Se você espera que através deste artigo seja possível analisar seus sonhos, desista! Este artigo tem a intenção de falar sobre a formulação dos sonhos e ao quê eles podem nos remeter. Para o processo de interpretação dos sonhos e dos sintomas, somente através da experiência analítica e do discurso do analisando será possível esta identificação.
A maioria dos sonhos parecem se apresentar de forma incoerente. Se associarmos a combinação de imagens e signos na formação do sonho, a cena poderá ser enfatizada como algo no âmbito do surreal. Assim, podemos ficar confusos a respeito do significado do conteúdo dos sonhos, acreditando que eles não substanciam qualquer ideia relevante. O que é crucial na análise é o relato dos sonhos com suas construções e entendimento das intenções do inconsciente.
Lacan nos afirma que “é, portanto, do conteúdo latente e não do manifesto que se extrai o significado do sonho.”. Ou seja, aquele conteúdo que é apresentado durante o sonho precisa ser analisado para chegarmos aos conteúdos que estão por trás dele, podendo assim entender o que aquela cena, dita como “surreal”, de fato significa.
A força motivadora dos sonhos são nossos desejos e é ao dormir que nossas censuras internas, nossas resistências a esses desejos, são reduzidos, e neste momento nosso inconsciente pode apresentar o que muitas vezes procuramos negar. Através dos sonhos nos deparamos com nossos medos, anseios, preocupações, impulsos emocionais, fantasias, desejos, que muitas vezes barramos no nosso dia a dia. Porém, ainda volto a afirmar que, de acordo com Lacan, o conteúdo manifestado no sonho não faz referência direta a todas estas questões, o funcionamento psíquico está para além disso tudo, somente em um processo terapêutico podemos interpretar o conteúdo do sonho. Diferente dos sonhos que revelam signos e imagens, a metáfora revela o sintoma em si.

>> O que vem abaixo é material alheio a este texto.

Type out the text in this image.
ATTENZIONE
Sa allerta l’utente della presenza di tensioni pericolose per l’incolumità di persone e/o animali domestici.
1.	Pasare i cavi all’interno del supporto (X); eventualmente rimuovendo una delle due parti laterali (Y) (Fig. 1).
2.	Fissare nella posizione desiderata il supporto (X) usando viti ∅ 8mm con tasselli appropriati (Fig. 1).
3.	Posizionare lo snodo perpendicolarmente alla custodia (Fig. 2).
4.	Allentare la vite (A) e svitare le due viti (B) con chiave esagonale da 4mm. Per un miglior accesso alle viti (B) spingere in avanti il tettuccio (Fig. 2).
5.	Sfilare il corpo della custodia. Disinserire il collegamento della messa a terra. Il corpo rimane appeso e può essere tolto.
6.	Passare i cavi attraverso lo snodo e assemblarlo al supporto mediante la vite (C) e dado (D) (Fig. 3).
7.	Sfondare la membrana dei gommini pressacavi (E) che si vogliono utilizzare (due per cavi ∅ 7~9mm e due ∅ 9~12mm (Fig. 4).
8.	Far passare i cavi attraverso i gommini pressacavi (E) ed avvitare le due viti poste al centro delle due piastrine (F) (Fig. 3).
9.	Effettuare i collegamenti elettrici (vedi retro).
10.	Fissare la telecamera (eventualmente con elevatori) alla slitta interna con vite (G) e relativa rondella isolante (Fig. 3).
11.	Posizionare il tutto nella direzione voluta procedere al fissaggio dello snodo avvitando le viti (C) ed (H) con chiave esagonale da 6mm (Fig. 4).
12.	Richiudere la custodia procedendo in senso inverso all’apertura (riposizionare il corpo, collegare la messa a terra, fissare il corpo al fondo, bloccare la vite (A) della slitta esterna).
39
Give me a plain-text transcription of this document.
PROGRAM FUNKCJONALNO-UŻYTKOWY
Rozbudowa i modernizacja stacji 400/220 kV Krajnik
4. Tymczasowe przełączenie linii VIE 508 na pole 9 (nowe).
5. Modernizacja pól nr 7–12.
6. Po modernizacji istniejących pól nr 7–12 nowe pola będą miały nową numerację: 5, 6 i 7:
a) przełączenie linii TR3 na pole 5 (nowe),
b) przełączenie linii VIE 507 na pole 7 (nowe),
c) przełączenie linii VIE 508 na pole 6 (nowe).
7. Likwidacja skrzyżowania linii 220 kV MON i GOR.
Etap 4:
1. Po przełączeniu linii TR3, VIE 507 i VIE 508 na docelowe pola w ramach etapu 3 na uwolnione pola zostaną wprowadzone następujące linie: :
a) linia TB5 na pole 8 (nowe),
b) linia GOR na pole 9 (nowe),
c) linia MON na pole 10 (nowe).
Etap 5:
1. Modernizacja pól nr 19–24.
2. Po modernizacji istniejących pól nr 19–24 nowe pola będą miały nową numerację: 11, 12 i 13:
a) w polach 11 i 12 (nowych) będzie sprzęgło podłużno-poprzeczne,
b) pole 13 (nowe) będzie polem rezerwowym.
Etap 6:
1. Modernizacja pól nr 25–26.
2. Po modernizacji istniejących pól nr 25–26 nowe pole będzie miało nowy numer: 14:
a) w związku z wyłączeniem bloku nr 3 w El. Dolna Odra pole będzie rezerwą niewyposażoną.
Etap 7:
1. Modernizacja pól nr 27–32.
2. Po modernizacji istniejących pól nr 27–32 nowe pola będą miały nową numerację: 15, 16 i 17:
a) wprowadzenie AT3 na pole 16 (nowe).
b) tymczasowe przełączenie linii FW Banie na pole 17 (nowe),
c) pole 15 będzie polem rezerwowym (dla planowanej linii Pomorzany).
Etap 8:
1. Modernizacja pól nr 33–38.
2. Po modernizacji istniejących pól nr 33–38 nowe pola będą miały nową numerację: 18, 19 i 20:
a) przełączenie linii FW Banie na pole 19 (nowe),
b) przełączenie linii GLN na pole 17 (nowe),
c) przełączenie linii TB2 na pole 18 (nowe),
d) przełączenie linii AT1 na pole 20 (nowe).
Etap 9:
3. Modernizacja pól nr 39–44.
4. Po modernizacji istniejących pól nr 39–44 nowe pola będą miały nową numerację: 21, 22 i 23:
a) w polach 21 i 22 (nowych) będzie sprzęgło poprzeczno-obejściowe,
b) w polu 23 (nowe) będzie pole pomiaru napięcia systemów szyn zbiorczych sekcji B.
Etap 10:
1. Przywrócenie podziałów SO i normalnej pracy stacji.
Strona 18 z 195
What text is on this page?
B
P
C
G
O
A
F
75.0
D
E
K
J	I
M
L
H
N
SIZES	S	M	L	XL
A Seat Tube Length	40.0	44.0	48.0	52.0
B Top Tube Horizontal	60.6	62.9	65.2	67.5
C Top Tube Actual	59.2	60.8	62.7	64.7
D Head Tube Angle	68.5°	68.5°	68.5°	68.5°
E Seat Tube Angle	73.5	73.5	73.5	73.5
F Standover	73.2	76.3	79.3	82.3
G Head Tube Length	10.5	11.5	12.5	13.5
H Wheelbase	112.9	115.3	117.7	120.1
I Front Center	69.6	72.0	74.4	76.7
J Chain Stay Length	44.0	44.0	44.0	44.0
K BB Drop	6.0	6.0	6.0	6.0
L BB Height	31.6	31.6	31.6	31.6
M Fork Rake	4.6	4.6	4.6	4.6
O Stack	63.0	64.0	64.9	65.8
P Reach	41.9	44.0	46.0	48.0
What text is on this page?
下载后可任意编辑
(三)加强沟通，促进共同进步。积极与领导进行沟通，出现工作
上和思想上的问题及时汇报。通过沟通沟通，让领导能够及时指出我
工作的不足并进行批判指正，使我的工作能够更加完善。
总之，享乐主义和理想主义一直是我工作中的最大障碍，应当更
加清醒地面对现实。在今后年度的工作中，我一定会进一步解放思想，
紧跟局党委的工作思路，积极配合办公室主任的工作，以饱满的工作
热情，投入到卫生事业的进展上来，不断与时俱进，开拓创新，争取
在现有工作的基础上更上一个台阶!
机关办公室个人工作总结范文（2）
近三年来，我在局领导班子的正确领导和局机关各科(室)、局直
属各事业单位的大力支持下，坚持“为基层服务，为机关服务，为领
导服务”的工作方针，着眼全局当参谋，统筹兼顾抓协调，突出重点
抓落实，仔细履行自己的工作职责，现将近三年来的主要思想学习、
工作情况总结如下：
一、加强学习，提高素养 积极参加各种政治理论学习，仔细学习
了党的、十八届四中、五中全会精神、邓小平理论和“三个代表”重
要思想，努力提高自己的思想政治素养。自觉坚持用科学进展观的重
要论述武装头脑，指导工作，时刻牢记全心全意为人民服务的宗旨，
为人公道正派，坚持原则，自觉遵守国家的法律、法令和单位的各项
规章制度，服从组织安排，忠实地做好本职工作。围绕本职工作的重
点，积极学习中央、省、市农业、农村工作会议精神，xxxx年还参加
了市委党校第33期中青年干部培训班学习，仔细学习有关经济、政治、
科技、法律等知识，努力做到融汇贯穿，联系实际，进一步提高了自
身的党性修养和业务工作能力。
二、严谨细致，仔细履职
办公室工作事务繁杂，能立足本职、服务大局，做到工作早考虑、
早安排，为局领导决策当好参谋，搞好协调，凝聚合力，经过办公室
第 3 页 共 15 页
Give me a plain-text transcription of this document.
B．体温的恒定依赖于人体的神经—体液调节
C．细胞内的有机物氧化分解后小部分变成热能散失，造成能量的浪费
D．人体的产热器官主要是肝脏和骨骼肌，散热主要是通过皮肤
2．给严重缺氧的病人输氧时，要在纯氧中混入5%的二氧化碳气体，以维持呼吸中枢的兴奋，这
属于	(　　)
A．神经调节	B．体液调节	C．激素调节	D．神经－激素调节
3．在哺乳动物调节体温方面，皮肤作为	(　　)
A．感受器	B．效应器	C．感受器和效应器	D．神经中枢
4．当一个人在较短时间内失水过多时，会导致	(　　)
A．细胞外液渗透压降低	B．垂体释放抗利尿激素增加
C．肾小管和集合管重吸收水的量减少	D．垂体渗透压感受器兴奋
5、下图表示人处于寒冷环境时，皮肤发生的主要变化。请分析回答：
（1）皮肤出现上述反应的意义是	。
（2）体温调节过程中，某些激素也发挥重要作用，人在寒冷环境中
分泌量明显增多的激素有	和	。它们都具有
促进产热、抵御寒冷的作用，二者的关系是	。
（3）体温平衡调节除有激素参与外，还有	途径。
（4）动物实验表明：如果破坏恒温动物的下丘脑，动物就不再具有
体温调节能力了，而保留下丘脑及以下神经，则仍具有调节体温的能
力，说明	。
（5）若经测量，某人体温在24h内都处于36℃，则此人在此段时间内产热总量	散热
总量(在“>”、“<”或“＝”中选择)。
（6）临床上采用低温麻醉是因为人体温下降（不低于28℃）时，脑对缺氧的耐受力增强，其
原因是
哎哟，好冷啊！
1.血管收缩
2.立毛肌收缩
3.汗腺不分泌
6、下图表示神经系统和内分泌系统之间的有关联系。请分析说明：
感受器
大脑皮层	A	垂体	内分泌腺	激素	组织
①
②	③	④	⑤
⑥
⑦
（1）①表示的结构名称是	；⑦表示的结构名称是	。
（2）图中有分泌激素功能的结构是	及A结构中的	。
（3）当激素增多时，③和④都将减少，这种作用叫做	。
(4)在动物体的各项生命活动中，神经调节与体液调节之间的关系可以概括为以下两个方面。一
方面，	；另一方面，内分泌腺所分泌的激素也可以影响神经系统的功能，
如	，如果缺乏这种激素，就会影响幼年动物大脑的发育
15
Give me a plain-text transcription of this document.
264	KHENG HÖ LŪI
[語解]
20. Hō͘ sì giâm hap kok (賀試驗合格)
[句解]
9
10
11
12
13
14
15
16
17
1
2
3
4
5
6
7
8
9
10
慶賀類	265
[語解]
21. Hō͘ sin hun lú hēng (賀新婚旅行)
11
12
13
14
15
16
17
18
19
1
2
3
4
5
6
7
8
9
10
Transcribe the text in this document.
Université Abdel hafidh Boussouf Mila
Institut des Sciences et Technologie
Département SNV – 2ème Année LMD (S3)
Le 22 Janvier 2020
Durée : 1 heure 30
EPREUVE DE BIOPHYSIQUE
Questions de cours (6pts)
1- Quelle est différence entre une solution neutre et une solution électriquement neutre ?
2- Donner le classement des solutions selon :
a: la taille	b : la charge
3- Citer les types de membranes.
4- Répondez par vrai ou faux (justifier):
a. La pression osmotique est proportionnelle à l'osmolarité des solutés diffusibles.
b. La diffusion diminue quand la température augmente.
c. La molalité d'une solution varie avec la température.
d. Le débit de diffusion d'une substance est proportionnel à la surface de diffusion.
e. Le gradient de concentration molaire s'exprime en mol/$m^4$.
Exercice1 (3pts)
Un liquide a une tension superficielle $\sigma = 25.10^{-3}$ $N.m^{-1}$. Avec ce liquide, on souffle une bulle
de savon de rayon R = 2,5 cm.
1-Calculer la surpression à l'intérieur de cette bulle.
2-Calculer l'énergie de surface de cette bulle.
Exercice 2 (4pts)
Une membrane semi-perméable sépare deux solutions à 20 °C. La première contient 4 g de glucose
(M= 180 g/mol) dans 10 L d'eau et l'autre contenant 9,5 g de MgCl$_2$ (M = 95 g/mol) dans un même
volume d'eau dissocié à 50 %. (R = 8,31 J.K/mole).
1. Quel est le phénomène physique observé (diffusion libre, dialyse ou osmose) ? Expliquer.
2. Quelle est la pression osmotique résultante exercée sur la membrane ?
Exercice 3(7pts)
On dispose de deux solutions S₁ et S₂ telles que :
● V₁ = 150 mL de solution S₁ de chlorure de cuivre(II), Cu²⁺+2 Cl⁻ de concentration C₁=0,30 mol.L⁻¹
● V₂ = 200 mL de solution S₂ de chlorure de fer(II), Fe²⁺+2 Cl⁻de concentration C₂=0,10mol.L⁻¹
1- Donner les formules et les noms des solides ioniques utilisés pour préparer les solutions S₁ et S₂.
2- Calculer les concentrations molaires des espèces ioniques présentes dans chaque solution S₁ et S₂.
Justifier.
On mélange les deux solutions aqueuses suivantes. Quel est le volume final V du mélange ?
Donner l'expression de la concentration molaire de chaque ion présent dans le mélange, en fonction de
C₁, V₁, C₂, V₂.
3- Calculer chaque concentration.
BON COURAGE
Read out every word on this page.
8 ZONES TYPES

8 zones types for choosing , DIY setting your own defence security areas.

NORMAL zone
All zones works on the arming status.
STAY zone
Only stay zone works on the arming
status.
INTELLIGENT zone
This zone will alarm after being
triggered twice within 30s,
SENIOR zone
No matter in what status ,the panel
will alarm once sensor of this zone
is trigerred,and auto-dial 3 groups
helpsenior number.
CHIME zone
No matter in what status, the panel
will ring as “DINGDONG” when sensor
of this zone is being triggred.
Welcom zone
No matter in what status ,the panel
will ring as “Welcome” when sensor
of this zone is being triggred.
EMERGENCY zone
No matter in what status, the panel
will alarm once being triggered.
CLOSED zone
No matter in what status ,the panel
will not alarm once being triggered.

Forrester, um autor que nos trouxe os conteúdos estudados por Lacan, nos fala que “não é possível dizer que um sonho é somente um sonho, na medida em que ele é um ato mental e parte integrante da vida interior de cada um.”.
Mas, e aqueles sonhos que não lembramos? Neste caso, podemos dizer que alguns conteúdos ainda são difíceis de serem revelados e que nem no sonho as censuras conseguiram ser desarmadas.
Os sonhos são paradigmas, o que se sobressai nos sonhos são nossos desejos. Se o sonho é a realização de um desejo, como fala Lacan, é necessário diferenciar entre os sonhos claros quanto à sua realização e os sonhos que “mascaram” a realização, como os pesadelos e os sonhos de angústia. Freud enumera algumas origens do desejo: o desejo despertado durante o dia e que não pode ser satisfeito, tornando-se um desejo reprimido, como a vontade de fazer sexo ou algum momento de raiva não extravasado, e o desejo do inconsciente propriamente dito, que só aparece no estado de sono.
Não podemos esperar que nossos sonhos possuam uma cronologia convencional, nem tampouco um clímax da narrativa ou até um fim. É o desejo oculto formulado pelo inconsciente que formula a lógica do sonho.